Под эти слова начинают щелкать пинцеты, шуршать кисточки. Вьется запах краски. Телефонные детали превращаются в насекомых. Бабочки, стрекозы, жуки с медными крылышками попадаются потом по всему дому. Гляди-ка, какая коровка – на ладонь Глебу кто-то кладет холодную оранжевую в крапинку железку – загадаешь желание…
Таких вечеров в гостиной было по два на неделе, с приходом Турика, красками, одними и теми же заклинаниями.
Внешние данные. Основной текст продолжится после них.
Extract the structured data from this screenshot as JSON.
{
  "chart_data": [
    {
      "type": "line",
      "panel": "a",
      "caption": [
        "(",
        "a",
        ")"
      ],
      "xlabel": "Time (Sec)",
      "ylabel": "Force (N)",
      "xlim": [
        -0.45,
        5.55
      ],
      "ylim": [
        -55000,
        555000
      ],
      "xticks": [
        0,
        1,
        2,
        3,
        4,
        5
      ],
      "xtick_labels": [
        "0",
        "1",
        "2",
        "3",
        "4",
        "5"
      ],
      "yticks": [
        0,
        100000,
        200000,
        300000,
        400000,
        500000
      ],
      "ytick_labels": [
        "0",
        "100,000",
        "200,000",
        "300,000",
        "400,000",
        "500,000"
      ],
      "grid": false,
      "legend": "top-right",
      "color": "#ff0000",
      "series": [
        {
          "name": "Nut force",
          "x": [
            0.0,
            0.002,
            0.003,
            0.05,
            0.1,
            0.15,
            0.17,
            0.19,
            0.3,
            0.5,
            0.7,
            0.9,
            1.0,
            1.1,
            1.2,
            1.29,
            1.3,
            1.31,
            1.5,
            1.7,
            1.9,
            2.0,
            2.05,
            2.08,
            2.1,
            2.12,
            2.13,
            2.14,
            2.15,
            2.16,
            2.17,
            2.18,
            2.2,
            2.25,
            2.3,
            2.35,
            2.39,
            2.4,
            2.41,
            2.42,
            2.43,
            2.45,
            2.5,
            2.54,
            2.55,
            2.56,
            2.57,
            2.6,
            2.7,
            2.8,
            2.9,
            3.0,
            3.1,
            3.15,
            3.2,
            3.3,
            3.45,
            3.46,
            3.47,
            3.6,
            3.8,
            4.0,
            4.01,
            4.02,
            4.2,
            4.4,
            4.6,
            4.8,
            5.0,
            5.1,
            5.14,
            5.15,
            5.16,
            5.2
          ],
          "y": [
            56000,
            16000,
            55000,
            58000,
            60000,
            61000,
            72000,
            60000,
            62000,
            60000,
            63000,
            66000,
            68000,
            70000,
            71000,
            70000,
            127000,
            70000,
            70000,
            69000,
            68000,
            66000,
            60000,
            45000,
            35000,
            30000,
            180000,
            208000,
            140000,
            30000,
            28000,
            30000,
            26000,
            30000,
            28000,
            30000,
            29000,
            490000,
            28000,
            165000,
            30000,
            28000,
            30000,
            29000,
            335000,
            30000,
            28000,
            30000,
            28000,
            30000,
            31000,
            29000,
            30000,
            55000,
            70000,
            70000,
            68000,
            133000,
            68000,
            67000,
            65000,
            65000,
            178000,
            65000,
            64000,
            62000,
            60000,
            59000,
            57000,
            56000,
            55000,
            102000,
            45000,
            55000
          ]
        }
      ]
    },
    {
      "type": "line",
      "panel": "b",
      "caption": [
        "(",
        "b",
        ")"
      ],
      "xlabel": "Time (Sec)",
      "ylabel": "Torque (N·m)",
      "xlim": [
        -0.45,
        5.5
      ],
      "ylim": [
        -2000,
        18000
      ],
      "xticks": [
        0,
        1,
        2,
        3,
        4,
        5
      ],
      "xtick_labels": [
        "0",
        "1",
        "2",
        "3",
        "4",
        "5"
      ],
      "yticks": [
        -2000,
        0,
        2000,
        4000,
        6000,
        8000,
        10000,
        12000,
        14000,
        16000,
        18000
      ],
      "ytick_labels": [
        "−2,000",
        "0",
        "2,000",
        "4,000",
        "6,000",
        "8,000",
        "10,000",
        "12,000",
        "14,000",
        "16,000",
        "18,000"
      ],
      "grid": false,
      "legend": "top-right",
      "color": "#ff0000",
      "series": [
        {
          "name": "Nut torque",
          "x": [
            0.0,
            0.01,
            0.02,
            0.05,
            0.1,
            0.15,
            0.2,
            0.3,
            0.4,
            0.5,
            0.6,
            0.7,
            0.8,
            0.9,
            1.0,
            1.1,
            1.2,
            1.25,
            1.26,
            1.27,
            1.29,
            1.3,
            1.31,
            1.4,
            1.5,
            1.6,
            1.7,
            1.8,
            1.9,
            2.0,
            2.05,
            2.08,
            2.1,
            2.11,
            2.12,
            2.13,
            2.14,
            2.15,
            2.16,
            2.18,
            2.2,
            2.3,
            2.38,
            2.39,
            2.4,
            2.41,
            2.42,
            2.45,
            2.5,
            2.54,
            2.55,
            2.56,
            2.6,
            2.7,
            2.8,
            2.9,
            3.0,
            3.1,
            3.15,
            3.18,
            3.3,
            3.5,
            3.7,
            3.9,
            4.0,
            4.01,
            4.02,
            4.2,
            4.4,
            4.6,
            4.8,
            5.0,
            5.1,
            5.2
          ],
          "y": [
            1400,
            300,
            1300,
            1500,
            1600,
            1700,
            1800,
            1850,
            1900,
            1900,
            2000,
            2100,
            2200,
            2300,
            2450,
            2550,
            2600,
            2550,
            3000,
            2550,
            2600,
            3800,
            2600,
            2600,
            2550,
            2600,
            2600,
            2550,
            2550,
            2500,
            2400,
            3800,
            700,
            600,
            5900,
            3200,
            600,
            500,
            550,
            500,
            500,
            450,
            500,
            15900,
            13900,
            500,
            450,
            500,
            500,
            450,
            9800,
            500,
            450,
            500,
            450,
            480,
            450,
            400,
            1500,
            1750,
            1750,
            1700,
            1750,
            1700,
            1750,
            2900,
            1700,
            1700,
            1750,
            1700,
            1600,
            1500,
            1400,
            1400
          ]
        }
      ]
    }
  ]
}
Именно эти сценки почему-то проступили в самых ярких цветах и засели у Глеба в голове, когда он только стал всерьез раздумывать над тревожными знаками слежки – типа разного пощёлкивания в новой квартире, шпарящего аккумулятора Android или поедания трафика непонятными приложениями, которые не поддавались удалению. С пинцетом над сиреневым силиконовым ковриком в болтах, платах и прочей электроначинкой. Должно быть сработала какая-то неуловимая аналогия образов, иначе не объяснить навязчивую идею о связи всего происходящего с детскими каникулами столетней давности.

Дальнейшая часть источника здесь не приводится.